Oui, le FD est tout flambant, bien propre, sorti vernissé des ateliers de la HAEC. Je suis de plus en plus satisfait, et aussi d'emmener en copilote mon excellent ami Nicolaï, qui sévit, sur Beaver, dans les plantations du Sud. Il vient passer son congé annuel chez nous, faire la guerre. Les jours où son Beaver ne vole pas, comme aujourd'hui, il en profite pour s'entraîner sur Dakota.  

Mécanicien : Taffani, que je vous ai déjà présenté, plus petit goret que jamais. Radio : Charbit, dit Dédé, dit Ben Mohamed, "tronc de figuier" comme son surnom l'indique, fort de sa moustache d'ébène et d'une aptitude insurpassable au baratin. J'allais faire longtemps équipage avec cet oiseau rare dont je n'ai jamais pu déterminer s'il me tapait sur les nerfs plus qu'il ne m'amusait, ou vice-versa. En tout cas, je l'aimais bien. Plus trois dispatchers et une IPSA convoyeuse dans la cabine.

Bui-Chu, c'était du gâteau. Un parachutage original : 3 t de glace, en parallélépipèdes bien réguliers empaquetés dans de la toile de sac. Que ne ferait-on pas pour boire frais ?

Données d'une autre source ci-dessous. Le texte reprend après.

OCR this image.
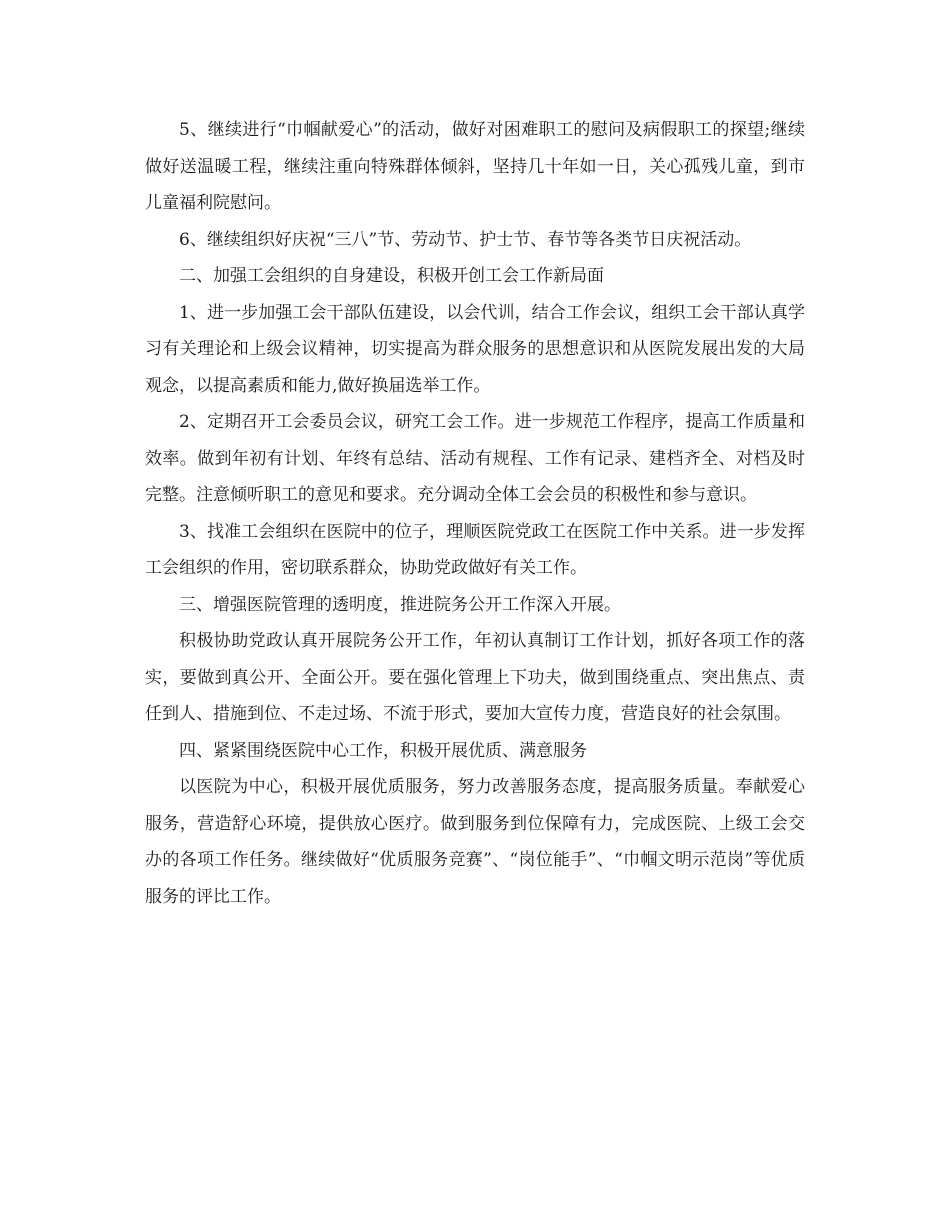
5、继续进行“巾帼献爱心”的活动，做好对困难职工的慰问及病假职工的探望;继续做好送温暖工程，继续注重向特殊群体倾斜，坚持几十年如一日，关心孤残儿童，到市儿童福利院慰问。

6、继续组织好庆祝“三八”节、劳动节、护士节、春节等各类节日庆祝活动。

二、加强工会组织的自身建设，积极开创工会工作新局面

1、进一步加强工会干部队伍建设，以会代训，结合工作会议，组织工会干部认真学习有关理论和上级会议精神，切实提高为群众服务的思想意识和从医院发展出发的大局观念，以提高素质和能力,做好换届选举工作。

2、定期召开工会委员会议，研究工会工作。进一步规范工作程序，提高工作质量和效率。做到年初有计划、年终有总结、活动有规程、工作有记录、建档齐全、对档及时完整。注意倾听职工的意见和要求。充分调动全体工会会员的积极性和参与意识。

3、找准工会组织在医院中的位子，理顺医院党政工在医院工作中关系。进一步发挥工会组织的作用，密切联系群众，协助党政做好有关工作。

三、增强医院管理的透明度，推进院务公开工作深入开展。

积极协助党政认真开展院务公开工作，年初认真制订工作计划，抓好各项工作的落实，要做到真公开、全面公开。要在强化管理上下功夫，做到围绕重点、突出焦点、责任到人、措施到位、不走过场、不流于形式，要加大宣传力度，营造良好的社会氛围。

四、紧紧围绕医院中心工作，积极开展优质、满意服务

以医院为中心，积极开展优质服务，努力改善服务态度，提高服务质量。奉献爱心服务，营造舒心环境，提供放心医疗。做到服务到位保障有力，完成医院、上级工会交办的各项工作任务。继续做好“优质服务竞赛”、“岗位能手”、“巾帼文明示范岗”等优质服务的评比工作。
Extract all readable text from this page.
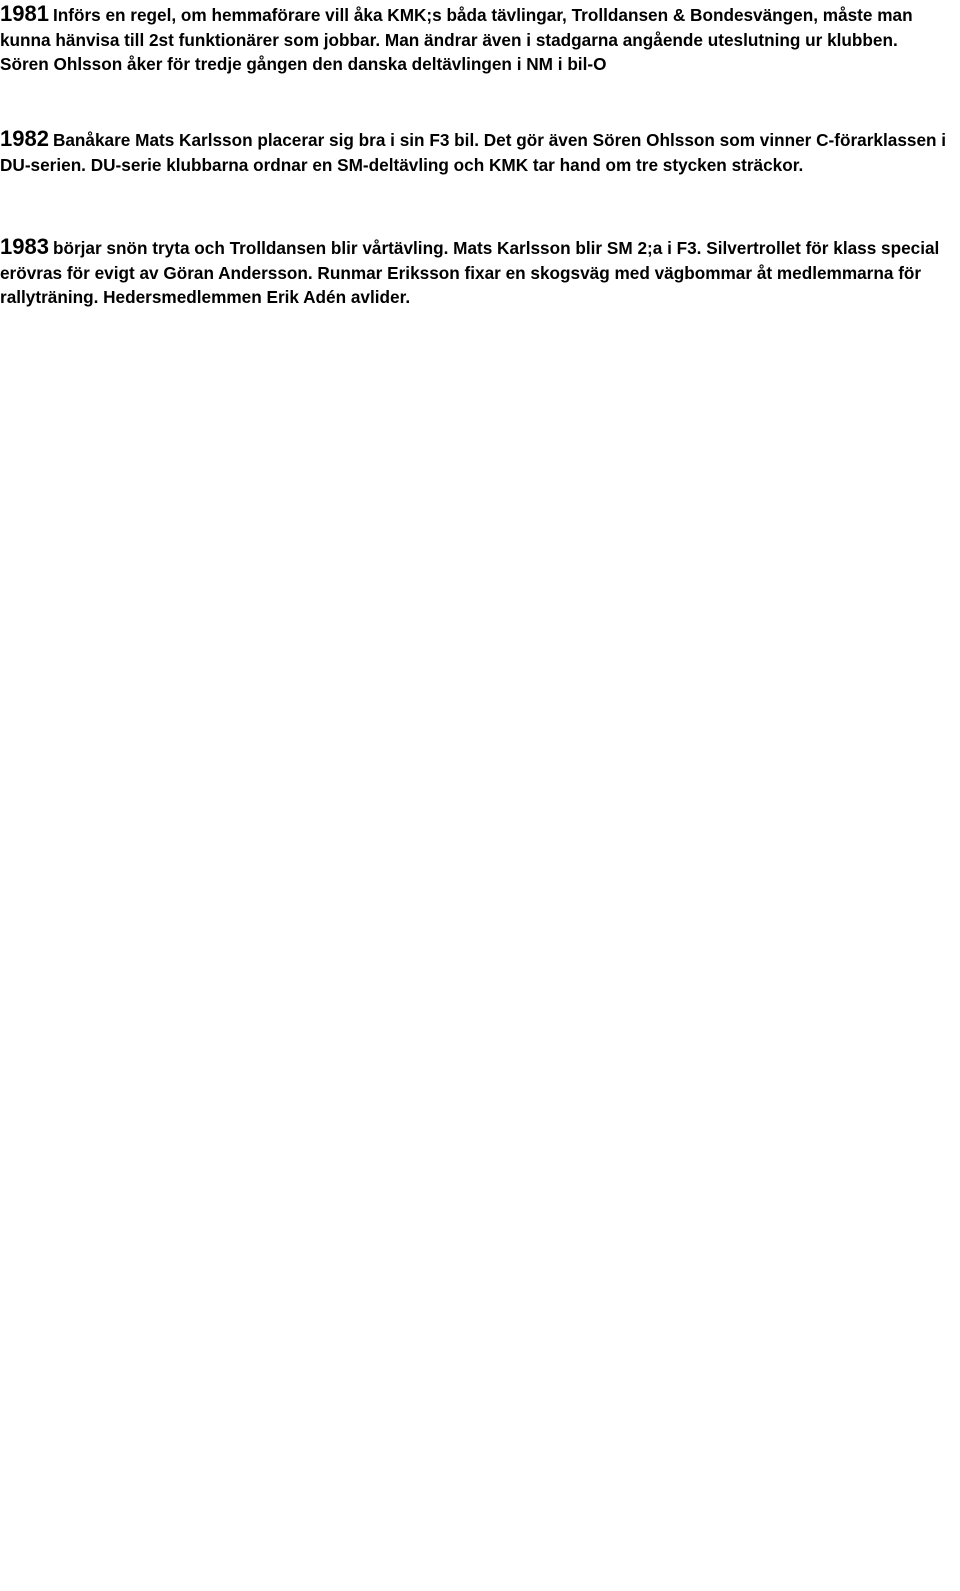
1981 Införs en regel, om hemmaförare vill åka KMK;s båda tävlingar, Trolldansen & Bondesvängen, måste man kunna hänvisa till 2st funktionärer som jobbar. Man ändrar även i stadgarna angående uteslutning ur klubben. Sören Ohlsson åker för tredje gången den danska deltävlingen i NM i bil-O

1982 Banåkare Mats Karlsson placerar sig bra i sin F3 bil. Det gör även Sören Ohlsson som vinner C-förarklassen i DU-serien. DU-serie klubbarna ordnar en SM-deltävling och KMK tar hand om tre stycken sträckor.

1983 börjar snön tryta och Trolldansen blir vårtävling. Mats Karlsson blir SM 2;a i F3. Silvertrollet för klass special erövras för evigt av Göran Andersson. Runmar Eriksson fixar en skogsväg med vägbommar åt medlemmarna för rallyträning. Hedersmedlemmen Erik Adén avlider.
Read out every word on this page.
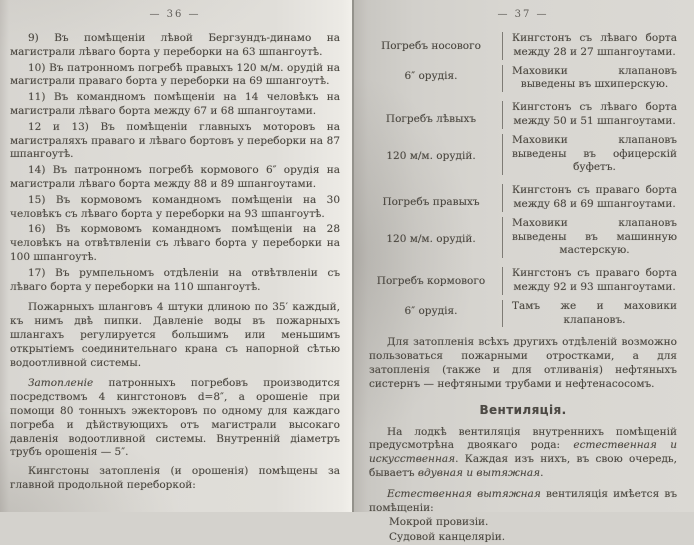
— 36 —

9) Въ помѣщеніи лѣвой Бергзундъ-динамо на магистрали лѣваго борта у переборки на 63 шпангоутѣ.

10) Въ патронномъ погребѣ правыхъ 120 м/м. орудій на магистрали праваго борта у переборки на 69 шпангоутѣ.

11) Въ командномъ помѣщеніи на 14 человѣкъ на магистрали лѣваго борта между 67 и 68 шпангоутами.

12 и 13) Въ помѣщеніи главныхъ моторовъ на магистраляхъ праваго и лѣваго бортовъ у переборки на 87 шпангоутѣ.

14) Въ патронномъ погребѣ кормового 6″ орудія на магистрали лѣваго борта между 88 и 89 шпангоутами.

15) Въ кормовомъ командномъ помѣщеніи на 30 человѣкъ съ лѣваго борта у переборки на 93 шпангоутѣ.

16) Въ кормовомъ командномъ помѣщеніи на 28 человѣкъ на отвѣтвленіи съ лѣваго борта у переборки на 100 шпангоутѣ.

17) Въ румпельномъ отдѣленіи на отвѣтвленіи съ лѣваго борта у переборки на 110 шпангоутѣ.

Пожарныхъ шланговъ 4 штуки длиною по 35′ каждый, къ нимъ двѣ пипки. Давленіе воды въ пожарныхъ шлангахъ регулируется большимъ или меньшимъ открытіемъ соединительнаго крана съ напорной сѣтью водоотливной системы.

Затопленіе патронныхъ погребовъ производится посредствомъ 4 кингстоновъ d=8″, а орошеніе при помощи 80 тонныхъ эжекторовъ по одному для каждаго погреба и дѣйствующихъ отъ магистрали высокаго давленія водоотливной системы. Внутренній діаметръ трубъ орошенія — 5″.

Кингстоны затопленія (и орошенія) помѣщены за главной продольной переборкой:

— 37 —

Погребъ носового
6″ орудія.

Кингстонъ съ лѣваго борта между 28 и 27 шпангоутами.

Маховики клапановъ выведены въ шхиперскую.

Погребъ лѣвыхъ
120 м/м. орудій.

Кингстонъ съ лѣваго борта между 50 и 51 шпангоутами.

Маховики клапановъ выведены въ офицерскій буфетъ.

Погребъ правыхъ
120 м/м. орудій.

Кингстонъ съ праваго борта между 68 и 69 шпангоутами.

Маховики клапановъ выведены въ машинную мастерскую.

Погребъ кормового
6″ орудія.

Кингстонъ съ праваго борта между 92 и 93 шпангоутами.

Тамъ же и маховики клапановъ.

Для затопленія всѣхъ другихъ отдѣленій возможно пользоваться пожарными отростками, а для затопленія (также и для отливанія) нефтяныхъ систернъ — нефтяными трубами и нефтенасосомъ.

Вентиляція.

На лодкѣ вентиляція внутреннихъ помѣщеній предусмотрѣна двоякаго рода: естественная и искусственная. Каждая изъ нихъ, въ свою очередь, бываетъ вдувная и вытяжная.

Естественная вытяжная вентиляція имѣется въ помѣщеніи:

Мокрой провизіи.

Судовой канцеляріи.
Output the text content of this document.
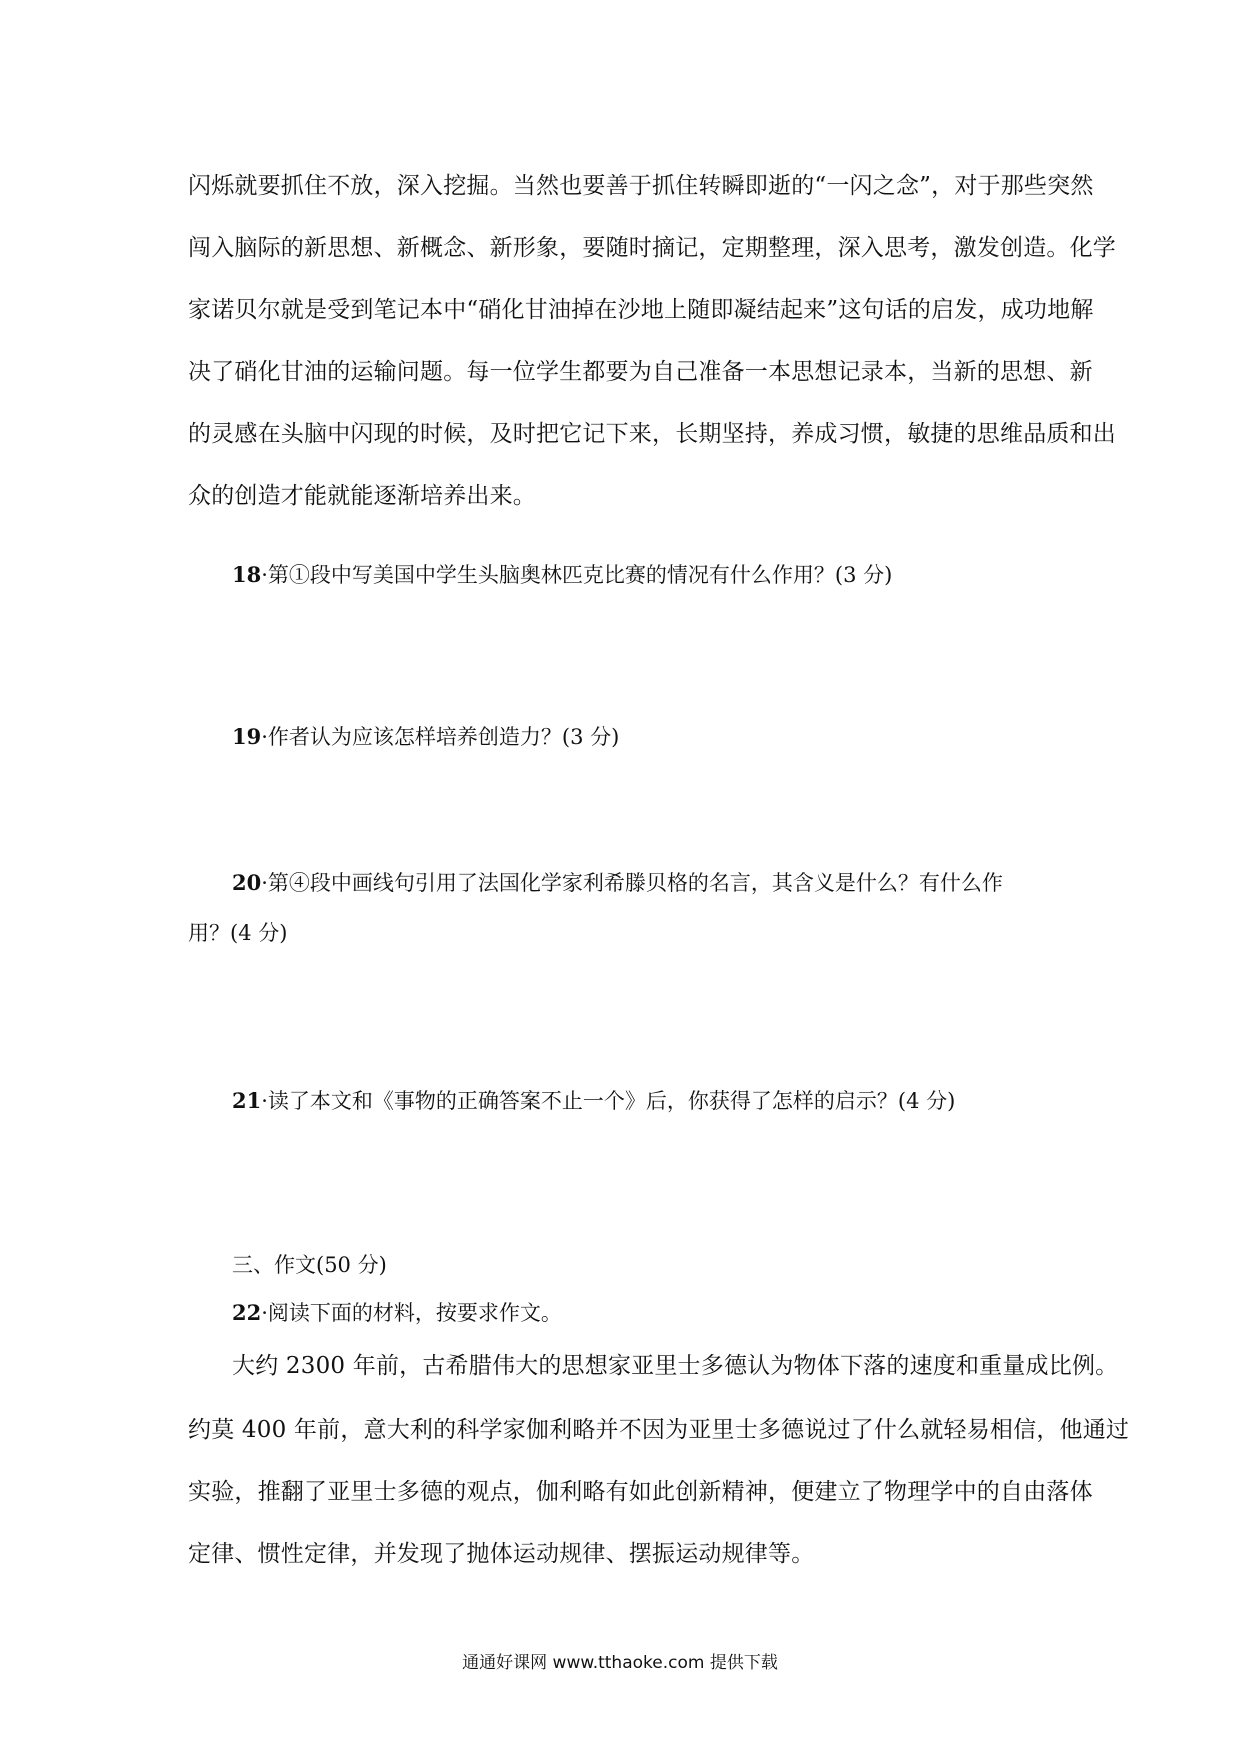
闪烁就要抓住不放，深入挖掘。当然也要善于抓住转瞬即逝的“一闪之念”，对于那些突然
闯入脑际的新思想、新概念、新形象，要随时摘记，定期整理，深入思考，激发创造。化学
家诺贝尔就是受到笔记本中“硝化甘油掉在沙地上随即凝结起来”这句话的启发，成功地解
决了硝化甘油的运输问题。每一位学生都要为自己准备一本思想记录本，当新的思想、新
的灵感在头脑中闪现的时候，及时把它记下来，长期坚持，养成习惯，敏捷的思维品质和出
众的创造才能就能逐渐培养出来。
18·第①段中写美国中学生头脑奥林匹克比赛的情况有什么作用？(3 分)
19·作者认为应该怎样培养创造力？(3 分)
20·第④段中画线句引用了法国化学家利希滕贝格的名言，其含义是什么？有什么作
用？(4 分)
21·读了本文和《事物的正确答案不止一个》后，你获得了怎样的启示？(4 分)
三、作文(50 分)
22·阅读下面的材料，按要求作文。
大约 2300 年前，古希腊伟大的思想家亚里士多德认为物体下落的速度和重量成比例。
约莫 400 年前，意大利的科学家伽利略并不因为亚里士多德说过了什么就轻易相信，他通过
实验，推翻了亚里士多德的观点，伽利略有如此创新精神，便建立了物理学中的自由落体
定律、惯性定律，并发现了抛体运动规律、摆振运动规律等。
通通好课网 www.tthaoke.com 提供下载
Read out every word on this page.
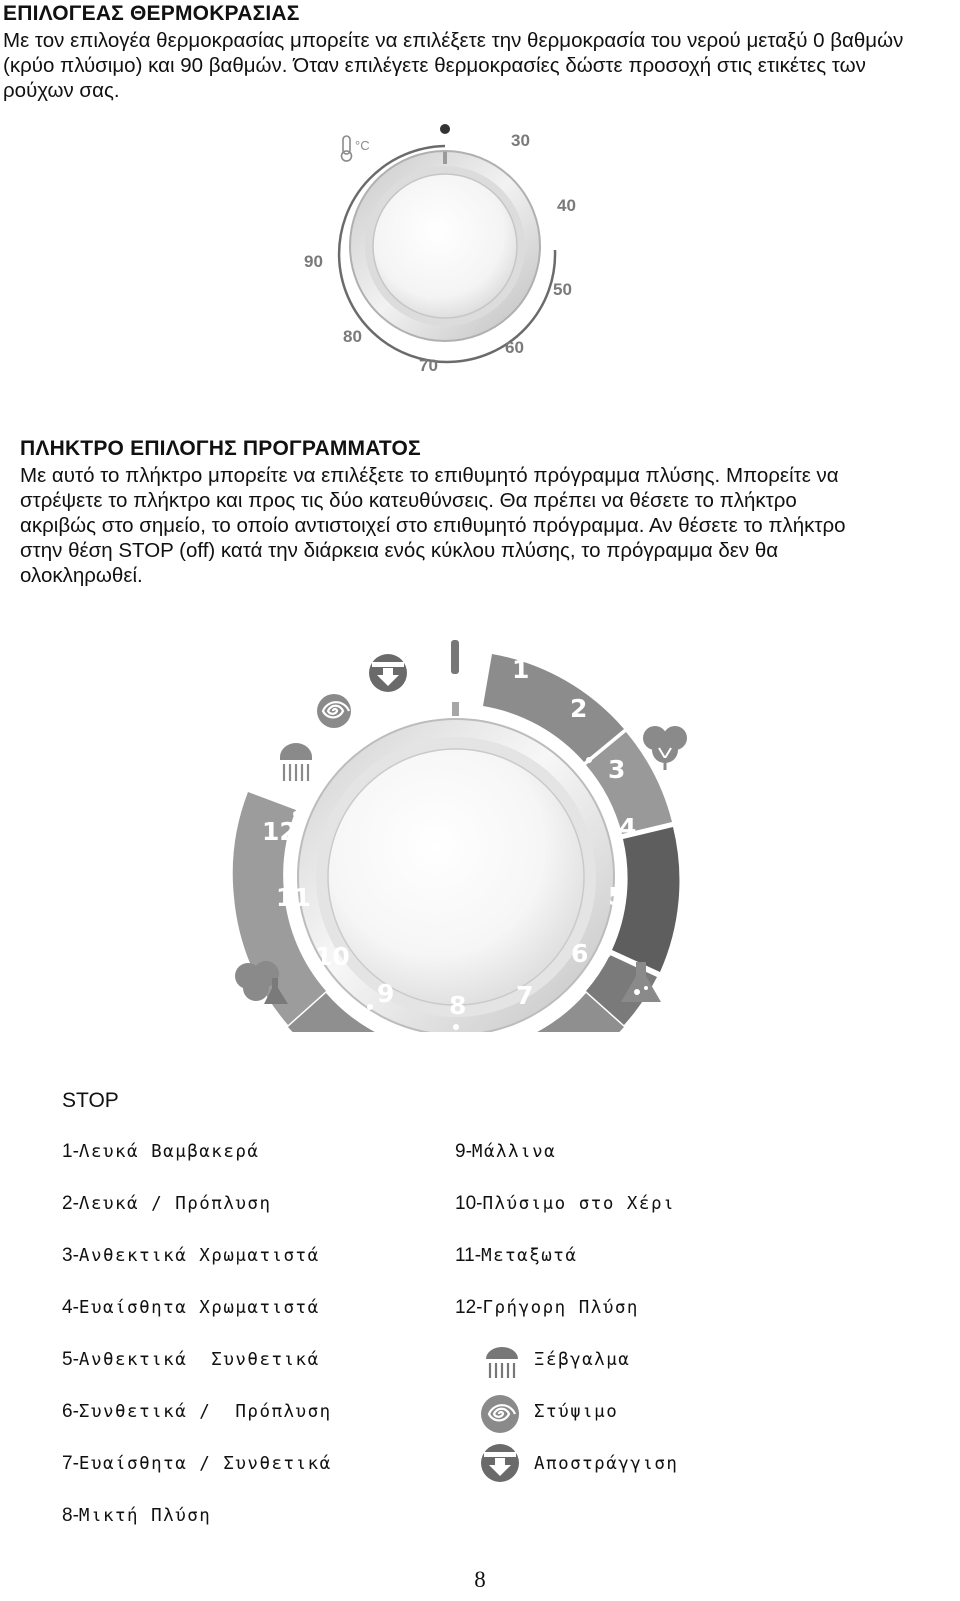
ΕΠΙΛΟΓΕΑΣ ΘΕΡΜΟΚΡΑΣΙΑΣ
Με τον επιλογέα θερμοκρασίας μπορείτε να επιλέξετε την θερμοκρασία του νερού μεταξύ 0 βαθμών
(κρύο πλύσιμο) και 90 βαθμών. Όταν επιλέγετε θερμοκρασίες δώστε προσοχή στις ετικέτες των
ρούχων σας.
°C	30
40
50
60
70
80
90
ΠΛΗΚΤΡΟ ΕΠΙΛΟΓΗΣ ΠΡΟΓΡΑΜΜΑΤΟΣ
Με αυτό το πλήκτρο μπορείτε να επιλέξετε το επιθυμητό πρόγραμμα πλύσης. Μπορείτε να
στρέψετε το πλήκτρο και προς τις δύο κατευθύνσεις. Θα πρέπει να θέσετε το πλήκτρο
ακριβώς στο σημείο, το οποίο αντιστοιχεί στο επιθυμητό πρόγραμμα. Αν θέσετε το πλήκτρο
στην θέση STOP (off) κατά την διάρκεια ενός κύκλου πλύσης, το πρόγραμμα δεν θα
ολοκληρωθεί.
1
2
3
4
5
6
7
8
9
10
11
12
STOP
1-Λευκά Βαμβακερά
2-Λευκά / Πρόπλυση
3-Ανθεκτικά Χρωματιστά
4-Ευαίσθητα Χρωματιστά
5-Ανθεκτικά  Συνθετικά
6-Συνθετικά /  Πρόπλυση
7-Ευαίσθητα / Συνθετικά
8-Μικτή Πλύση
9-Μάλλινα
10-Πλύσιμο στο Χέρι
11-Μεταξωτά
12-Γρήγορη Πλύση
Ξέβγαλμα
Στύψιμο
Αποστράγγιση
8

Nam-Dinh n'est qu'à 20 km, moins de 5 min. Il y pluviote un peu. La piste est vraiment minuscule : 700 m environ, en sandwich entre deux marigots. Je fais un ou deux passages assez bas, ça semble moche. Et puis, je pense aux blessés qui nous attendent, qu'il est urgent d'amener à Hanoï, aux soins de l'hôpital Lanessan.

- « La tour donne : cinquante premiers mètres glissants », annonce Dédé.
- « On y va... »

Nico est assis à droite et suit la manœuvre. Entre nous deux, Taffani tripote ses manettes, le grand nez curieux de Dédé pointe au-dessus. Virage, la piste bien dans l'axe, pleins volets, je m'amène à plat, au moteur, à la vitesse minimum. Les roues ont touché à la limite même de la piste. Nous roulons un peu. Je commence à freiner, la vitesse décroît très fort, nous sommes à mi-piste, et puis... 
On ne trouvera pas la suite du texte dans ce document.